Search code examples
rdata.tablelapply

How to reverse an ordering operation on data table in R?


Let DT be an examplary data table. DT2 is constructed from DT by sorting each column independently.

As an example the table DT:

ID Letter
1 B
4 A
3 C
2 D
5 E

becomes the table DT2:

ID Letter
1 A
2 B
3 C
4 D
5 E

In reordering_dt I have saved what orderings I used to make the transformation from DT to DT2.

# The original data table
DT <- data.table(
  ID = c(1, 4, 3, 2, 5),
  Letter = c("B", "A", "C", "D", "E")
)
# The "sorted" data table
DT2 <- DT[, lapply(.SD, function(col) col[order(col)])]

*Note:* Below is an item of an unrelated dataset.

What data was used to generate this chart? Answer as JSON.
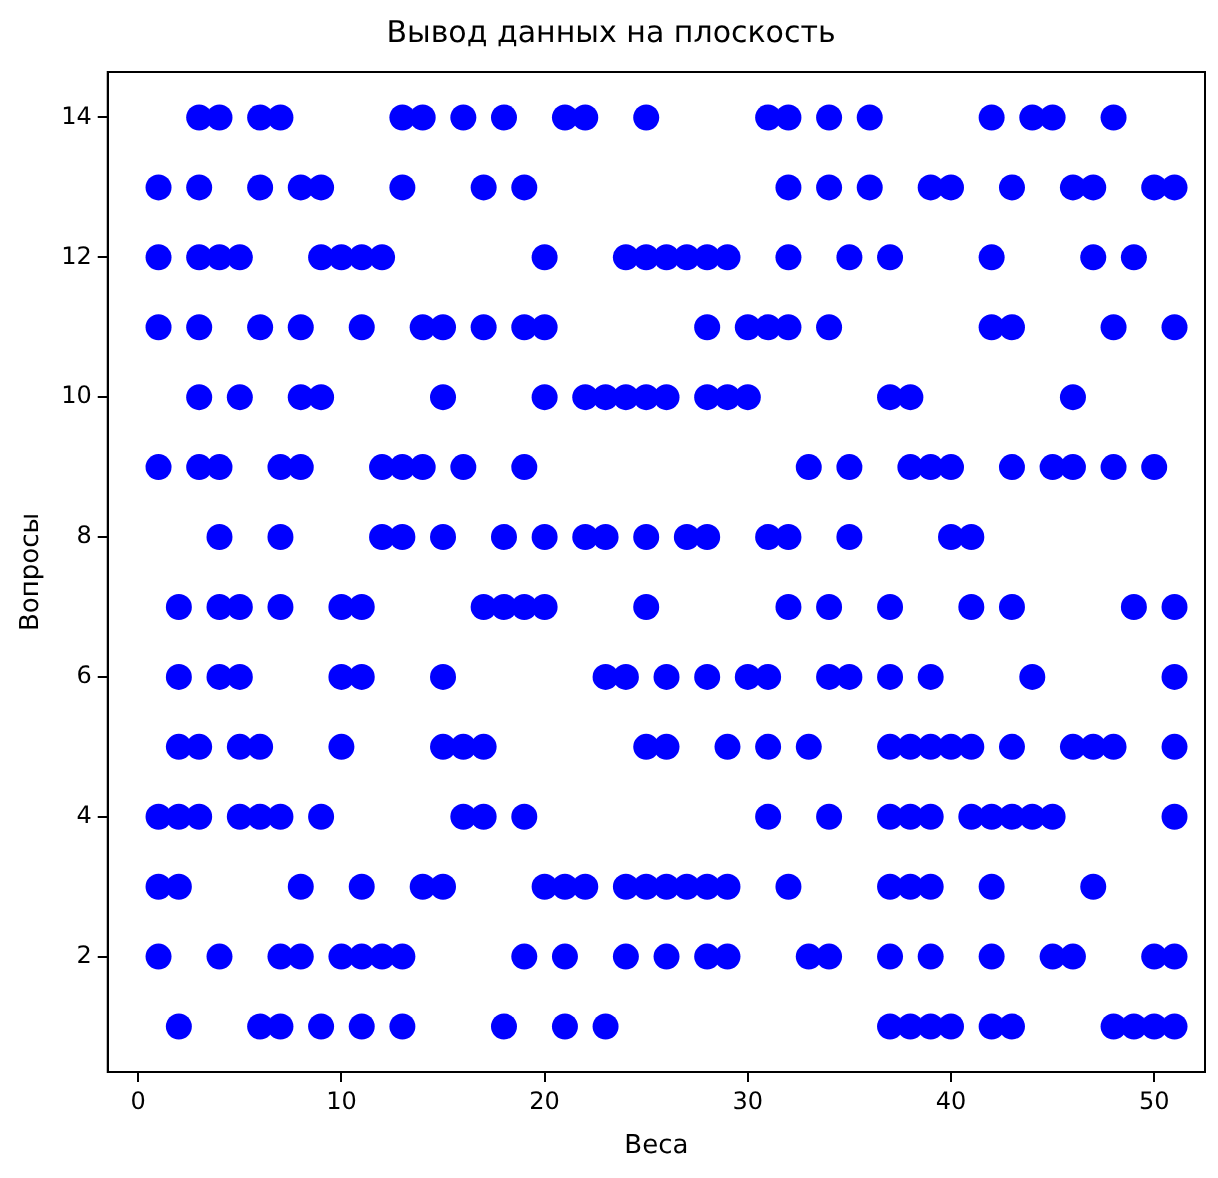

# storing what orderings we used to get DT2 from DT
reordering_dt <- as.data.table(lapply(DT, order))

Using only reordering_dt and DT2, how can I get DT again?

I should be able to make the transformation if I can do something like this:

recovered_DT <- DT2[, lapply(.SD, function(col) col[order(X)])]

with X being the corresponding column in reordering_dt.

However I don't know how to specify X correctly.


Solution

  • Sure, we can reverse it using this:

    DT3 <- Map(function(val, ord) val[order(ord)], DT2, reordering_dt) |>
      as.data.table()
    DT3
    #       ID Letter
    #    <num> <char>
    # 1:     1      B
    # 2:     4      A
    # 3:     3      C
    # 4:     2      D
    # 5:     5      E
    all.equal(DT, DT3)
    # [1] TRUE
    

    If you're working with significantly large datasets, I suggest doing order(.) only once, perhaps

    reordering_dt <- as.data.table(lapply(DT, order))
    DT2b <- Map(function(val, ord) val[ord], DT, reordering_dt) |>
      as.data.table()
    all.equal(DT2, DT2b)
    # [1] TRUE